Behavioral changes can be a sign of medical diseases and, therefore, should not be overlooked even in absence of typical medical symptoms, in order to maximize the health and welfare of our patients.

References

1.  Dantzer D, O’Connor JC, Freund GC, Johnson RW, Kelley KW. From inflammation to sickness and depression: when the immune system subjugates the brain. Nat Rev Neurosci. 2008;9:46–56.

2.  Foster JA, McVey Neufeld K. Gut-brain axis: how the microbiome influences anxiety and depression. Trends Neurosci. 2013;36:305–312.

3.  Siracusa C. Treatments affecting dog behavior: something to be aware of. Vet Rec. 2016;179:460–461.

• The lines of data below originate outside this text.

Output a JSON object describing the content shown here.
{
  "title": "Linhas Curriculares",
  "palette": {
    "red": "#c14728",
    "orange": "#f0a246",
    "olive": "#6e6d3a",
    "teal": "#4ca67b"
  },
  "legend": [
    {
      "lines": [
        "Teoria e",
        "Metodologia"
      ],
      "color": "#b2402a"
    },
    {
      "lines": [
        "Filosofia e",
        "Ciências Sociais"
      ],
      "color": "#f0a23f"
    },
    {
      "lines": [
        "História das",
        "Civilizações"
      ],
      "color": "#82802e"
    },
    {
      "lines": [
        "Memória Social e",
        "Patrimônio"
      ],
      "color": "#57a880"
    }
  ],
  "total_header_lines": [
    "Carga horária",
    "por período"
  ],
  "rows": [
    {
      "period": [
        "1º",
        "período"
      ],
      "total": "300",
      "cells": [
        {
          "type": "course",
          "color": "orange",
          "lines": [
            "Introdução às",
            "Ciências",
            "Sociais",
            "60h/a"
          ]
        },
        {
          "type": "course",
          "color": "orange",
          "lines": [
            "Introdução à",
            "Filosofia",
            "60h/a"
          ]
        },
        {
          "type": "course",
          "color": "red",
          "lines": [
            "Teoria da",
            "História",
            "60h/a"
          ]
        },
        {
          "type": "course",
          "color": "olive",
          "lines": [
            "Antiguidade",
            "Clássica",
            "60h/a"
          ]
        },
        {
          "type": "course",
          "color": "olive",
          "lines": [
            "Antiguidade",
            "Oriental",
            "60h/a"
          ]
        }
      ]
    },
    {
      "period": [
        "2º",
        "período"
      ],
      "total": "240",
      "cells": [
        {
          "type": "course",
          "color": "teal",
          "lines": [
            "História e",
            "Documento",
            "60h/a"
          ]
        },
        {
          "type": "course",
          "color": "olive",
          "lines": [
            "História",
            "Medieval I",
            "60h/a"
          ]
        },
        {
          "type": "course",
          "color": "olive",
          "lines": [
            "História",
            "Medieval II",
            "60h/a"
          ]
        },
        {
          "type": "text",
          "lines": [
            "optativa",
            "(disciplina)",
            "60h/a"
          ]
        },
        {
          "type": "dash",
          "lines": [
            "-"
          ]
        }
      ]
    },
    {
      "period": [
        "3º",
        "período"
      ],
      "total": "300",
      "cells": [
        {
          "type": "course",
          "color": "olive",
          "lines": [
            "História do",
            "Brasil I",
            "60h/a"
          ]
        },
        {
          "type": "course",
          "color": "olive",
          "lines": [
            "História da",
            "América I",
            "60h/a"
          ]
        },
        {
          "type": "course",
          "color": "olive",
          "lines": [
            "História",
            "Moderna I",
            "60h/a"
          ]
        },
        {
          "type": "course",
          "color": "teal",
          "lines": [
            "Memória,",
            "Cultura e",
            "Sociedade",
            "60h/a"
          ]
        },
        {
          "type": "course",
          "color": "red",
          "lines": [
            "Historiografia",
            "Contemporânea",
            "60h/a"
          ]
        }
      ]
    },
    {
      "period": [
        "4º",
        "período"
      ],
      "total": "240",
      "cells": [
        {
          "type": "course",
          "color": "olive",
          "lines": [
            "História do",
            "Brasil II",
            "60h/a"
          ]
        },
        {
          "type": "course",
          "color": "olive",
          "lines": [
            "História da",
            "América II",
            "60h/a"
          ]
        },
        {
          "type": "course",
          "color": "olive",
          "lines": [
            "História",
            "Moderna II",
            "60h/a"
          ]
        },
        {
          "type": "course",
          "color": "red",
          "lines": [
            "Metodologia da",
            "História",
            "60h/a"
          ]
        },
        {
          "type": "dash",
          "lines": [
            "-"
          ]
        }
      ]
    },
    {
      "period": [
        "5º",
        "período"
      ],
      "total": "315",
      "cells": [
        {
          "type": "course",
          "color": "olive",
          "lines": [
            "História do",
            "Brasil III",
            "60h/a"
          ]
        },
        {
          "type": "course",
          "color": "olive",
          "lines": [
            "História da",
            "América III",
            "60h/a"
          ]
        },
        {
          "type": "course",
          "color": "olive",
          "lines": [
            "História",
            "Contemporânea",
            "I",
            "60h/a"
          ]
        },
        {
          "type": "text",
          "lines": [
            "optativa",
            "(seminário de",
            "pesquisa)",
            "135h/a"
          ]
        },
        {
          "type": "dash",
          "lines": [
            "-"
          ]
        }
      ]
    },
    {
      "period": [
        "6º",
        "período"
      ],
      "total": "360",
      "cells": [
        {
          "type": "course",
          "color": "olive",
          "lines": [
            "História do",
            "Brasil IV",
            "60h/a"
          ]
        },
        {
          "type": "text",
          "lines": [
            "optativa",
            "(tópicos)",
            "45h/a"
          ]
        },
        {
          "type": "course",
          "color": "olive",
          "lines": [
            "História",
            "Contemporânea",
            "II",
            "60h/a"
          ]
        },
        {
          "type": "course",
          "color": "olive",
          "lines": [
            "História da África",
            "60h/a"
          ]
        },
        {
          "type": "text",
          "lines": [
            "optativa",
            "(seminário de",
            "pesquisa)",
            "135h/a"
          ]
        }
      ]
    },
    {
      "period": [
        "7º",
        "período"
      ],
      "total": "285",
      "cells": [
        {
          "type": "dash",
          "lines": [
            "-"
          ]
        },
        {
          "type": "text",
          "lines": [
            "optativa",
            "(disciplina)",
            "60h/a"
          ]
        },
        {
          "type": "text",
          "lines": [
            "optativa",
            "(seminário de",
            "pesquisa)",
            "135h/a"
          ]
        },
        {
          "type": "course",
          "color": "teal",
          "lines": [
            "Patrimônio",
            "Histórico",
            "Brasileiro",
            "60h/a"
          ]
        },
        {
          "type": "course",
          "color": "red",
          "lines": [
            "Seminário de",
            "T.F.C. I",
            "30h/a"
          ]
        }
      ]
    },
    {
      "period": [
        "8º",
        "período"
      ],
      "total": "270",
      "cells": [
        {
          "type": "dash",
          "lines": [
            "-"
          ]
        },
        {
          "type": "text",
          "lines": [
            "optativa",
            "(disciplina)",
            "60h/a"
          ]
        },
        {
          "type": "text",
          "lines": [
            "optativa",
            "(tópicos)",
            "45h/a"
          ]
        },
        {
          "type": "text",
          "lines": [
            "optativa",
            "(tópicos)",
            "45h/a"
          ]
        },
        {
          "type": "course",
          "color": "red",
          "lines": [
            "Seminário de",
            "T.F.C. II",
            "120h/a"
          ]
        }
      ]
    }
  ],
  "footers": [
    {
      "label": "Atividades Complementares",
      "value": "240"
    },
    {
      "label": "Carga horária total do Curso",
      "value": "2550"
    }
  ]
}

4.  Camps T, Amat M, Mariotti VM, Le Brech S, Manteca X. Pain-related aggression in dogs: 12 clinical cases. J Vet Behav. 2012;7:99–102.

5.  Lopes Fagundes AL, Hewison L, McPeake KJ, Zulch H, Mills DS. Noise sensitivities in dogs: an exploration of signs in dogs with and without musculoskeletal pain using qualitative content analysis. Front Vet Sci. 2018;5:17.

6.  Kerwin SC. Osteoarthritis in cats. Top Companion Anim Med. 2010;25:218–223.

7.  Fatjó J, Stub C, Manteca X. Four cases of aggression and hypothyroidism in dogs. Vet Rec. 2002;151:547–548.

8.  Radosta LA, Shofer FS, Reisner IR. Comparison of thyroid analytes in dogs aggressive to familiar people and in non-aggressive dogs. Vet J. 2012;192:472–475.

9.  Buffington CA. Idiopathic cystitis in domestic cats beyond the lower urinary tract. J Vet Intern Med. 2011;25:784–796.

10.  Notari L, Burman O, Mills D. Is there a link between treatments with exogenous corticosteroids and dog behaviour problems? Vet Rec. 2016;179:462.